Lunchtime Links | March 13
March 13, 2018 - 12:00pm CDT
Here's what our policy experts are reading today (Links do not constitute endorsements).
The Oklahoman: Police pension fund chief in Oklahoma fired amid criminal investigation
The head of the state agency that manages the $2.5 billion pension fund for municipal police officers in Oklahoma was fired Monday.
Steven K. Snyder, 61, has been executive director of the Oklahoma Police Pension and Retirement System for the last nine years. He also was the system's chief investment officer.
He was fired after coming under criminal investigation because of an anonymous tip about his travel.
The existence of the embezzlement investigation became public Wednesday when agents from the attorney general's office seized his state-owned Apple iPad Air.
Snyder made more than $130,000 a year in salary, records show.
The Oklahoman: Constitutional issues raised by proposal to tap trust funds for Oklahoma teacher bonuses
Scrounging for a way to give teachers pay raises or bonuses without raising taxes, some state lawmakers have set their sights on a $2.4 billion pot of money managed by the Commissioners of the Land Office.
About $1.7 billion of that $2.4 billion is held in trust for common schools.
OCPA: Help Hollywood or help kids
The Oklahoma Film Enhancement Rebate Program and the Oklahoma Equal Opportunity Education Scholarship Act each share similar financial parameters, which makes it easy to compare these tax incentive programs.
In fiscal year 2016, both programs had a cap of $5 million. The film rebate is paid out to filmmakers; its stated goals are to attract film production and jobs as well as to enhance the state's image. The Equal Opportunity Scholarship gives donors a tax credit when they donate to scholarship funds that support low- and middle-income Oklahoma families if they choose to send their children to a participating private school.
Using data from third-party evaluations allow us to compare and contrast the programs.

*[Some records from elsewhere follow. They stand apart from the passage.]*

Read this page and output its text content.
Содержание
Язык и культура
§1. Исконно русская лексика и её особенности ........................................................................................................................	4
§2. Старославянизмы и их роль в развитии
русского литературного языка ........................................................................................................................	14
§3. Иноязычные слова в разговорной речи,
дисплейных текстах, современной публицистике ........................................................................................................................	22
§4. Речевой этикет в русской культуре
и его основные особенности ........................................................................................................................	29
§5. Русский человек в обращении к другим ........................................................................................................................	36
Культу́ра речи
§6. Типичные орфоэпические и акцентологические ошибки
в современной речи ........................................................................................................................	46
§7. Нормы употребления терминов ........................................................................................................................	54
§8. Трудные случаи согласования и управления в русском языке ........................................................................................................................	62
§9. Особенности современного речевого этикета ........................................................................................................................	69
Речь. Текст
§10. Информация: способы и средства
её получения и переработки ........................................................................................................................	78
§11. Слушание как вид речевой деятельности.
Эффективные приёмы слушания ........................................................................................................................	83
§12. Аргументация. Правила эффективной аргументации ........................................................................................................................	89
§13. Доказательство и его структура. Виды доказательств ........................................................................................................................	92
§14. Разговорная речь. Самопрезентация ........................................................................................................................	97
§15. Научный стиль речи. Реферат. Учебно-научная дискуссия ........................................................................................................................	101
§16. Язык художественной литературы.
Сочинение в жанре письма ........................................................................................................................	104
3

The Oklahoman: OKC teachers union cancels plans for one-day walkout
Oklahoma City School District teachers will not participate in a one-day walkout planned for March 28, The Oklahoman has learned.
Oklahoma City American Federation of Teachers President Ed Allen said the one-day walkout — approved by the union board to generate momentum in advance of a statewide walkout scheduled for April 2 — did not have the support of Rebecca Kaye, the district's acting superintendent.
"We will not conduct a walkout on March 28 because our Superintendent would not commit to a suspension of classes, in contradiction of the board resolution," Allen said in an email Monday to union membership.